“You will forget but I will remember” intones Dodos mastermind, Meric Long on the second song of fifth LP, Carrier. This admission reflects both his positioning as a fraught and prolific artist, the band's five albums in seven years representing some of the best output in independent rock, as well as his desire to keep the story and keep the story correctly. Modern music can be a land without history, a release cycle, promotion, interviews, tour, and then silence; the artist ceases to exist. There are, after all, so many other records and bands, relentlessly linear with no sense of teleology. Some of this anxious modernity has always flickered at the edges of the Dodos' work. Their hallmark has always been a certain tightness, an essentizing of discourse, punk rock on acoustic guitars. On Carrier, the band finds themselves in sharp, consistent form, warm acoustic arrangements giving way to raucous and explosive ones. Song titles barely longer than a single word, Meric Long chases down something durable and lasting on Carrier, artistic pith, even while he and his listeners both know these memories mean more to the artist than it does to his audience.
Some of the dualism of Carrier is captured in the alternately downcast and soaring moments of “Family”. Long blithely reflects aphorisms like, “success is failure,” along side visual simile like, “caught between desert and storm,” leaving the listener to spin between the poles of his lyrics and his arrangement. The song's bridge finds two guitars chasing one another to the ceiling, Long's vocals returning like Andrew Kenny on a bender. Perhaps the collection's strongest song, “Confidence” finds similar twin impulses. “My body's still, my mind is empty,” sings Long in a lyric that can't possibly be true for an artist with such an intense internal narrative, or for an arrangement that builds and shudders around the lyric, “don't slow down”, finally spilling over into a million angular pieces. Even album opener, “Transformer” asks, “What does a song hold,” a weird intersection of art and meta-narrative. Long finds beauty in these liminal places, the interstitial geographies, the places that are no places.

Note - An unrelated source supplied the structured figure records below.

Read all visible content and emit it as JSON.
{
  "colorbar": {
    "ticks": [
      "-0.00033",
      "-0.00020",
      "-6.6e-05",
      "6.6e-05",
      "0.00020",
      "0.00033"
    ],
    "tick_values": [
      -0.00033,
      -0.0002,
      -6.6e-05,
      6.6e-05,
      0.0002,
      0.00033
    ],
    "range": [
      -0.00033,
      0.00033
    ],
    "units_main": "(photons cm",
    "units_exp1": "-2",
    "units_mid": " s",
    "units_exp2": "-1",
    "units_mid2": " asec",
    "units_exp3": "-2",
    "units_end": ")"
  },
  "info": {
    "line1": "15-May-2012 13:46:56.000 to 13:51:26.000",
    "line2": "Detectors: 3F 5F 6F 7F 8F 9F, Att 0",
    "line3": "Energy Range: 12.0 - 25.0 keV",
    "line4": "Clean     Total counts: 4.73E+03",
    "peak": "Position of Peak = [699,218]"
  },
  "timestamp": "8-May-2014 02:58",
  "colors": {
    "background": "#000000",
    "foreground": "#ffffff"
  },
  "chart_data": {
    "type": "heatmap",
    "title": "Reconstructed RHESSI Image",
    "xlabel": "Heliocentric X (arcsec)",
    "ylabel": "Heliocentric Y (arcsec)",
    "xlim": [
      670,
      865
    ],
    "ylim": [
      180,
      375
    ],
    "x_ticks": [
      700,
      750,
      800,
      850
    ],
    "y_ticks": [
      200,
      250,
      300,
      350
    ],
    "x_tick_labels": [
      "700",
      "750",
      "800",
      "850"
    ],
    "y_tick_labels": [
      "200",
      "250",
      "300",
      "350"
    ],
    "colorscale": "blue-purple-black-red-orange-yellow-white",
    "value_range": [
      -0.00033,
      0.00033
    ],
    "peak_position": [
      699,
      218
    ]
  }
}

At his most reflective and elegiac on songs like, “Holidays”, the band trusts the listener with the oblique and compartmental, a few spare parts and the loosest architecture of an idea. Long muses, “Holidays, you can't recover”, a line that could mean almost anything to anyone, even if while the listener must be certain of its cold import to the singer. On “Death” Long is more direct, singing, “Death, what could be worse if I had something to complain about? / If I took your place, would it hurt? Something to complain about”. The passing of the band's guitarist Chris Reimer cannot be far from the margins. Sounding a bit like the wide-screen pop of Local Natives on “Destroyer”, the Dodos race a few guitar riffs, nominally upbeat, against a wave of lyrical destruction. Long sings, “you know you are dark and twisted / cold and gifted”, a temptation in the duality of darkness and creative generation.

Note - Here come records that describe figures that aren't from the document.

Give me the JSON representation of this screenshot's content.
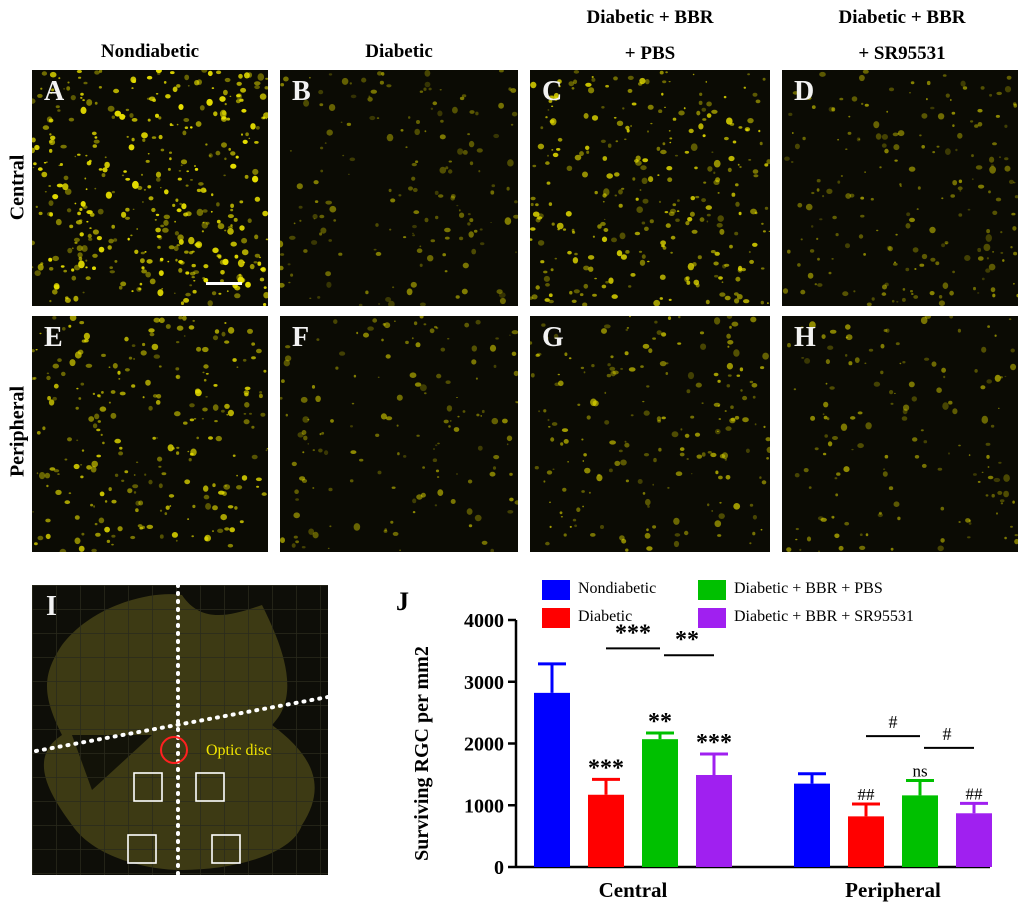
{
  "columns": {
    "c1": [
      "Nondiabetic"
    ],
    "c2": [
      "Diabetic"
    ],
    "c3": [
      "Diabetic + BBR",
      "+ PBS"
    ],
    "c4": [
      "Diabetic + BBR",
      "+ SR95531"
    ]
  },
  "rows": {
    "r1": "Central",
    "r2": "Peripheral"
  },
  "panels": {
    "A": "A",
    "B": "B",
    "C": "C",
    "D": "D",
    "E": "E",
    "F": "F",
    "G": "G",
    "H": "H",
    "I": "I",
    "J": "J"
  },
  "panelI": {
    "label": "Optic disc"
  },
  "colors": {
    "Nondiabetic": "#0000ff",
    "Diabetic": "#ff0000",
    "Diabetic + BBR + PBS": "#00c000",
    "Diabetic + BBR + SR95531": "#a020f0",
    "fluorescence": "#e8e000"
  },
  "chart_data": {
    "type": "bar",
    "ylabel": "Surviving RGC per mm2",
    "categories": [
      "Central",
      "Peripheral"
    ],
    "ylim": [
      0,
      4000
    ],
    "yticks": [
      "0",
      "1000",
      "2000",
      "3000",
      "4000"
    ],
    "series": [
      {
        "name": "Nondiabetic",
        "values": [
          2820,
          1350
        ],
        "errors": [
          470,
          160
        ],
        "labels": [
          "",
          ""
        ]
      },
      {
        "name": "Diabetic",
        "values": [
          1170,
          820
        ],
        "errors": [
          250,
          200
        ],
        "labels": [
          "***",
          "##"
        ]
      },
      {
        "name": "Diabetic + BBR + PBS",
        "values": [
          2070,
          1160
        ],
        "errors": [
          100,
          240
        ],
        "labels": [
          "**",
          "ns"
        ]
      },
      {
        "name": "Diabetic + BBR + SR95531",
        "values": [
          1490,
          870
        ],
        "errors": [
          340,
          160
        ],
        "labels": [
          "***",
          "##"
        ]
      }
    ],
    "brackets": [
      {
        "group": 0,
        "from": 1,
        "to": 2,
        "label": "***"
      },
      {
        "group": 0,
        "from": 2,
        "to": 3,
        "label": "**"
      },
      {
        "group": 1,
        "from": 1,
        "to": 2,
        "label": "#"
      },
      {
        "group": 1,
        "from": 2,
        "to": 3,
        "label": "#"
      }
    ]
  }
}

Finally confronting the ineffable on album closer, “The Ocean”, maybe spatiality that cannot be captured by the band's direct and immediate song structures and titles, Long sings, “It's only the ocean, subject to others, subject to no one.” The song's final movement is explosive and urgent, a strum pattern that communicates nothing but movement, and a string arrangement adding color and depth. Long's search for something lasting arrives at the song's final, repeated question, “Why won't you be where I want you to be?”. For all its concision, Long and the Dodos save themselves and their listener this final bit of uncertainty. These are memories held and lost, an attempt to find something firm in the ephemeral. Still uncertain of the answer to his opening question, “What does a song hold?”, Long's initial suggestion, “Was it love?”, is the closest he allows himself to the Truth. Caught between the fleeting and the firm, the band offers no clear determinism, a blurry watercolor design between the forgotten and the forever.